Description
The lack of access to clean water represents a major problem in the West Bank, particularly for rural farming villages such as Beit Ommar. The problem has escalated since 2005, as Israel steals more and more Palestinian water, allocating less each year to the Palestinian Authorities to distribute.
For example, the settlements surrounding Beit Ommar have unlimited access, all week, to water for their many swimming pools. Simultaneously, the Israeli authorities stopped the water supply to the Palestinian village of Beit Ommar for four days each week. As a result, residents of Beit Ommar have to travel many kilometres by foot, donkey, or motor vehicle, to buy back the water which has been stolen from them by Israel.
The theft and control of Palestinian water supplies is an essential part of the wider Israeli strategy: to make life so unbearably difficult for the Palestinians that they leave their lands and emigrate.
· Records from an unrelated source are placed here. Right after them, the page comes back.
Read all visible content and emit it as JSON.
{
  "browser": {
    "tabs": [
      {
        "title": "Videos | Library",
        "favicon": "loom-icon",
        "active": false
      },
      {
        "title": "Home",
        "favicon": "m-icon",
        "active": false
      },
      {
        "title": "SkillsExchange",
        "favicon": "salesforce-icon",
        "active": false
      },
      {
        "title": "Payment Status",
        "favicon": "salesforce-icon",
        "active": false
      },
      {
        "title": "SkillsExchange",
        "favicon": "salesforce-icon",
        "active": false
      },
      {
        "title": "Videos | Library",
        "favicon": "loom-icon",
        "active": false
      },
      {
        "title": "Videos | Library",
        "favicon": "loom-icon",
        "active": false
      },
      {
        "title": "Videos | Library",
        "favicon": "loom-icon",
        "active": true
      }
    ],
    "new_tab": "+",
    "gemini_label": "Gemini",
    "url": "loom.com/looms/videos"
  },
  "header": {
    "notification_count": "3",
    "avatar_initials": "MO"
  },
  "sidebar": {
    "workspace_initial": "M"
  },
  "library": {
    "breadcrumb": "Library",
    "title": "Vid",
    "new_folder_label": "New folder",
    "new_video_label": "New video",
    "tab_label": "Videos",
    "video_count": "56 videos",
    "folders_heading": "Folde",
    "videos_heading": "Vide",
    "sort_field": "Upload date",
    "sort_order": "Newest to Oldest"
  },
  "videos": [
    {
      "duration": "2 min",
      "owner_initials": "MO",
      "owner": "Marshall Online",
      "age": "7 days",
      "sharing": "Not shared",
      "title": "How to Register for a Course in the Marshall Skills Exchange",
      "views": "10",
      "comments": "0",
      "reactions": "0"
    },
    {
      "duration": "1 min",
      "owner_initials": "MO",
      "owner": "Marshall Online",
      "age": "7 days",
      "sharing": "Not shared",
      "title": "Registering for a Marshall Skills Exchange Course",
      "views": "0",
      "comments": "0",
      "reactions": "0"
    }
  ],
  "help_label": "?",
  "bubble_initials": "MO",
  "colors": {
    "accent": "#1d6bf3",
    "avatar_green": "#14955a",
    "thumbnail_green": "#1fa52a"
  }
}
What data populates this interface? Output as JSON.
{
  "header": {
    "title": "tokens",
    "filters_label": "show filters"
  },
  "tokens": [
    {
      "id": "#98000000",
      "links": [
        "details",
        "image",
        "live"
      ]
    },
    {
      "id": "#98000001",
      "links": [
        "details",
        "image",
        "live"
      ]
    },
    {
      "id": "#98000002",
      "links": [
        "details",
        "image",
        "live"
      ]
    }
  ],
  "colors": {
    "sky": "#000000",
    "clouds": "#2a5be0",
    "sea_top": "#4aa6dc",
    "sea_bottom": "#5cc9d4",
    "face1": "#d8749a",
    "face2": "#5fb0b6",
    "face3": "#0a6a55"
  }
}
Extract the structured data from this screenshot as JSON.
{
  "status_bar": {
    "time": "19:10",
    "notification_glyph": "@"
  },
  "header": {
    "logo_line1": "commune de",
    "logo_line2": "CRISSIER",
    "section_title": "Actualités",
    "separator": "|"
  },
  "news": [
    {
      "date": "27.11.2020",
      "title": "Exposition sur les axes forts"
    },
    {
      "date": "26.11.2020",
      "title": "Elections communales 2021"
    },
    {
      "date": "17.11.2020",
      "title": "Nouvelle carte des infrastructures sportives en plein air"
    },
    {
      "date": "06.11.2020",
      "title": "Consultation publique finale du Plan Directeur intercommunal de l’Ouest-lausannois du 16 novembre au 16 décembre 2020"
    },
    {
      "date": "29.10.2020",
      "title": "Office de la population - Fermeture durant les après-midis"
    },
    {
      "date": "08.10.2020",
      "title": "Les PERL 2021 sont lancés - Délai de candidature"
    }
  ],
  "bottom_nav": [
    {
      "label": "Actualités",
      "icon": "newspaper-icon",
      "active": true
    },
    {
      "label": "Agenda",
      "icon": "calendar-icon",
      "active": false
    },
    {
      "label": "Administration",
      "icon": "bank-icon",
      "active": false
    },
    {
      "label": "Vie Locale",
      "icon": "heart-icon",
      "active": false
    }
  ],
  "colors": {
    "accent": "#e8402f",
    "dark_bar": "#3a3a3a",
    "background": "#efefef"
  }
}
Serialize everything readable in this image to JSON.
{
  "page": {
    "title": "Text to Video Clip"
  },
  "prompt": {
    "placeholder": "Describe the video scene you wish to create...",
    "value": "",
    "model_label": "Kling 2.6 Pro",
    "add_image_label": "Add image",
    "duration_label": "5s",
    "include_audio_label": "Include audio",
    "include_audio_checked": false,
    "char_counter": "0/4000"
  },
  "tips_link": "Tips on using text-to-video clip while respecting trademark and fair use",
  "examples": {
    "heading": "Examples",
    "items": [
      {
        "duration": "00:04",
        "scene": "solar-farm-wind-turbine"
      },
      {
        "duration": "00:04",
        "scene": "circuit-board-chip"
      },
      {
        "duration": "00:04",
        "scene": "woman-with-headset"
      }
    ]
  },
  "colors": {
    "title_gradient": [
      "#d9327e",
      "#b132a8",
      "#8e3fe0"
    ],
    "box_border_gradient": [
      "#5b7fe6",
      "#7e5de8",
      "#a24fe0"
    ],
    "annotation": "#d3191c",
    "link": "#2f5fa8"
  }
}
Israel’s actions have resulted in a situation where farmers are desperately short of water, where only one 100L tank of must serve their household consumption, as well as irrigating their fields ad allowing their livestock to drink.
As with many of Israel’s apartheid policies, it is the Palestinian children who suffer terribly, as their families have no access to water to drink, cook meals, or wash, during the extremely hot summer.
A small number of households in the village have been able to build individual water storage tanks, however very few families can afford such equipment. PSP are working on a project to install larger communal tanks which will serve several households. Current plans aim to build around 100 of these tanks within one year, which should provide a huge help to a large percentage of the village’s population.
The right to have access to clean water is amongst the most basic and fundamental human rights. Water is life; for drinking, cooking, washing, growing crops, and tending to livestock. Only through addressing the water needs of the local population can we solve many of the serious issues they face.